One could argue that Orphan Black is about identity more than anything else, and a large component of one’s identity is sexuality. To that end, Orphan Black features several queer characters, including one who’s a clone. In this episode, Kris and Stephanie talk about the significance of the show’s representations of its queer characters.
- Most significant queer character (in terms of representation of queer characters) given that she’s a clone, because having Cosima be queer suggests that, in the Orphan Black universe, one’s sexuality is not determined by genetics.
- Graeme Manson:
Delphine, a conflicted straight girl, gives our thesis on sexuality in episode eight, when she says “… as a scientist I know that sexuality is a spectrum, but social biases codify sexual attraction, contrary to the biological facts.” So, yes, the biological facts: People are definitely “born this way.” That’s the nature side, whether it’s genetic, or epigenetic, or whether womb chemistry plays a part. As each of our clones were carried by different surrogates, that could explain differences in sexuality. But who wants to run around blaming mothers and their hormone levels for the sexuality of their children? Haven’t we had enough of that, since, like, forever? Maybe it was the lipstick in Daddy’s glove box? Or Great Uncle Arthur’s? Okay, then how about the nurture side of things? Cosima grew up in the Bay Area, in a permissive community and a progressive home fostering intellectual and social tolerance. She learned to approach sexuality without shame, with curiosity. I think Cosima’s been “bisexual” (if you had to codify it), but maybe she’s ready to self-identify as gay.
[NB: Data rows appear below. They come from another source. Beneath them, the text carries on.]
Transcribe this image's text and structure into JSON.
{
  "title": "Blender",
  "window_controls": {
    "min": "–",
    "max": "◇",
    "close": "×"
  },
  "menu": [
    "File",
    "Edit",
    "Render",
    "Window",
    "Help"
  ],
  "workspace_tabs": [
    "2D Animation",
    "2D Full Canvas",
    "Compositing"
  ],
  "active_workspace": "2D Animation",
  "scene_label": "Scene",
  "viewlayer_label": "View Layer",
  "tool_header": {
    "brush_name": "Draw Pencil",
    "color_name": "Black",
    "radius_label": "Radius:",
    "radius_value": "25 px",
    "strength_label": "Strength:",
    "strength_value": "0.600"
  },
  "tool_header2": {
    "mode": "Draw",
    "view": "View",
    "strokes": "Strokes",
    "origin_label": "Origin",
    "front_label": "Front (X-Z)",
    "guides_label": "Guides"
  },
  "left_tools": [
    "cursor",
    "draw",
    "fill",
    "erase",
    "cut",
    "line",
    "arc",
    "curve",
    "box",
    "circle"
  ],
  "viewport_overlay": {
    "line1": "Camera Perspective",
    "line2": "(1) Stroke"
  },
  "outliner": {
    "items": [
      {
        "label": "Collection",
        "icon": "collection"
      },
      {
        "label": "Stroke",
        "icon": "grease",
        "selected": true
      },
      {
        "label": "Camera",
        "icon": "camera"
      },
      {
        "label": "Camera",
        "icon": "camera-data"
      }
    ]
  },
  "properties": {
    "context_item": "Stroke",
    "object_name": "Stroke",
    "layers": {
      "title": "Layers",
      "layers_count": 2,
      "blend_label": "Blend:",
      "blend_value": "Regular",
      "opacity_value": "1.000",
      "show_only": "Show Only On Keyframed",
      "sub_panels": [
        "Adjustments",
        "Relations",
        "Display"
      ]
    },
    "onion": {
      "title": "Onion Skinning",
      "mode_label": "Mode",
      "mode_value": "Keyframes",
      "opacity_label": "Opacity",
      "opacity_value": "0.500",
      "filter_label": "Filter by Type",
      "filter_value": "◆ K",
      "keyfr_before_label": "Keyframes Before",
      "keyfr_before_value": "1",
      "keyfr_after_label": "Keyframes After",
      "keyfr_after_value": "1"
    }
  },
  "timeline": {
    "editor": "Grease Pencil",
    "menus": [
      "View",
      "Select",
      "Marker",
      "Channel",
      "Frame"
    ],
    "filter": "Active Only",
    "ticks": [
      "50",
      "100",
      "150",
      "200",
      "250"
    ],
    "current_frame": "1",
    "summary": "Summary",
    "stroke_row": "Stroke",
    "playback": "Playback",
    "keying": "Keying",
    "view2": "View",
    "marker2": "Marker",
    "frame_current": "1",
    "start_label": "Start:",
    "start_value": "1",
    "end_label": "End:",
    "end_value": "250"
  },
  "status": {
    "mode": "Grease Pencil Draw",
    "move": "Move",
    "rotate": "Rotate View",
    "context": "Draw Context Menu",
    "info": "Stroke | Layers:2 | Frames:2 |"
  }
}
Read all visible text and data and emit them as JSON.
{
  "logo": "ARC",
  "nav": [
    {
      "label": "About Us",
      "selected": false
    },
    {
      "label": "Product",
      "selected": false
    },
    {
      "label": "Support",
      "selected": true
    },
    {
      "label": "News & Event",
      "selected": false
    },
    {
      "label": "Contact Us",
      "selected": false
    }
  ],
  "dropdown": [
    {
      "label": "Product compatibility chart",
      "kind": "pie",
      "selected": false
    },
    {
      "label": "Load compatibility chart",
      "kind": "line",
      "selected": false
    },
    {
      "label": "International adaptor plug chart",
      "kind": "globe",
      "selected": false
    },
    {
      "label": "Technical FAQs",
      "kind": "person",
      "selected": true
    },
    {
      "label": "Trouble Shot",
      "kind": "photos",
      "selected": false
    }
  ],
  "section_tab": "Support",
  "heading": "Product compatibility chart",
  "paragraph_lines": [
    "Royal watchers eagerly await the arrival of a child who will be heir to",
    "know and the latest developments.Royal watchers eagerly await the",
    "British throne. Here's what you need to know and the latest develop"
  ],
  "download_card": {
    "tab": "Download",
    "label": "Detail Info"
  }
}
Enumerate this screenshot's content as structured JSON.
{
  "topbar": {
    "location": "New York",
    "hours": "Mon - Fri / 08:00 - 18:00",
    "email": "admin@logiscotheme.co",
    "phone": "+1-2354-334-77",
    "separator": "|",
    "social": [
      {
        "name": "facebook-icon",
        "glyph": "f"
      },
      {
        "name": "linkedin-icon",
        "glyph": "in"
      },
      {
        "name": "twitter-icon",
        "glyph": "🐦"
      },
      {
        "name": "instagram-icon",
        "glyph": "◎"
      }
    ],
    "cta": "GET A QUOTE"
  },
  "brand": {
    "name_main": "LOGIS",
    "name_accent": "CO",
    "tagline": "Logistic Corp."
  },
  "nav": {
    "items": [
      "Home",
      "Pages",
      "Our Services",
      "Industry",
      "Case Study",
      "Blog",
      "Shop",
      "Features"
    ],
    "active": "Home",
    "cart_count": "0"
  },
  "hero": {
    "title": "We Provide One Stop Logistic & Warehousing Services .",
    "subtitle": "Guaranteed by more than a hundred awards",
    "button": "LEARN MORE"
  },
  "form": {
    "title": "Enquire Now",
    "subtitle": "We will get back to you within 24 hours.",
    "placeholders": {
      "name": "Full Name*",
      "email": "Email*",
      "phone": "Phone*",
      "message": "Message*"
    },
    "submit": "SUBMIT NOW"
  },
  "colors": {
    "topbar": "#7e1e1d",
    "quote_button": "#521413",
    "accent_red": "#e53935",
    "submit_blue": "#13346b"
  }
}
She would defend her freedom to choose, no matter where nature placed her in the spectrum. And Delphine too makes a choice to follow her heart for an individual, even though she’s always been “straight.” Awwwww … isn’t that sweet, shippers? So, sexuality is a spectrum of many factors, and even though we’re a show about clones, we celebrate individuality and the crazy contingencies of nature. And just to keep it all in perspective (season-two spoiler!), Cosima will remind us at some point next year: “My sexuality is not the most interesting thing about me.” (Source)
- Manson’s statement doesn’t really make any sense unless you add some kind of qualifier to it: ”[Some] people are definitely ‘born this way’“, for example.
- To extrapolate from the “nurture” side of things, it’s easy to see why Cosima would be more open to acting on an attraction to a woman than Alison would.
- It is unusual for a television series to give a female bisexual character a woman as the first love interest the audience is introduced to. This might explain why many have assumed that Cosima is a lesbian.
- Jordan Gavaris’s comments from the Nerd HQ panel are very different from what we might have heard from the gay community 10-15 years ago when the only gay characters on TV were Will and Jack on Will & Grace
- As we mentioned in the Felix episode, he is a stereotypical gay male character in some ways (theatricality, rent boy), but he’s more than just the gay best friend. He isn’t desexualized.
- Multiple representations of gay men.
- Colin is kind of an average, cute, geeky boy – not someone the audience is encouraged to read as gay like Felix is.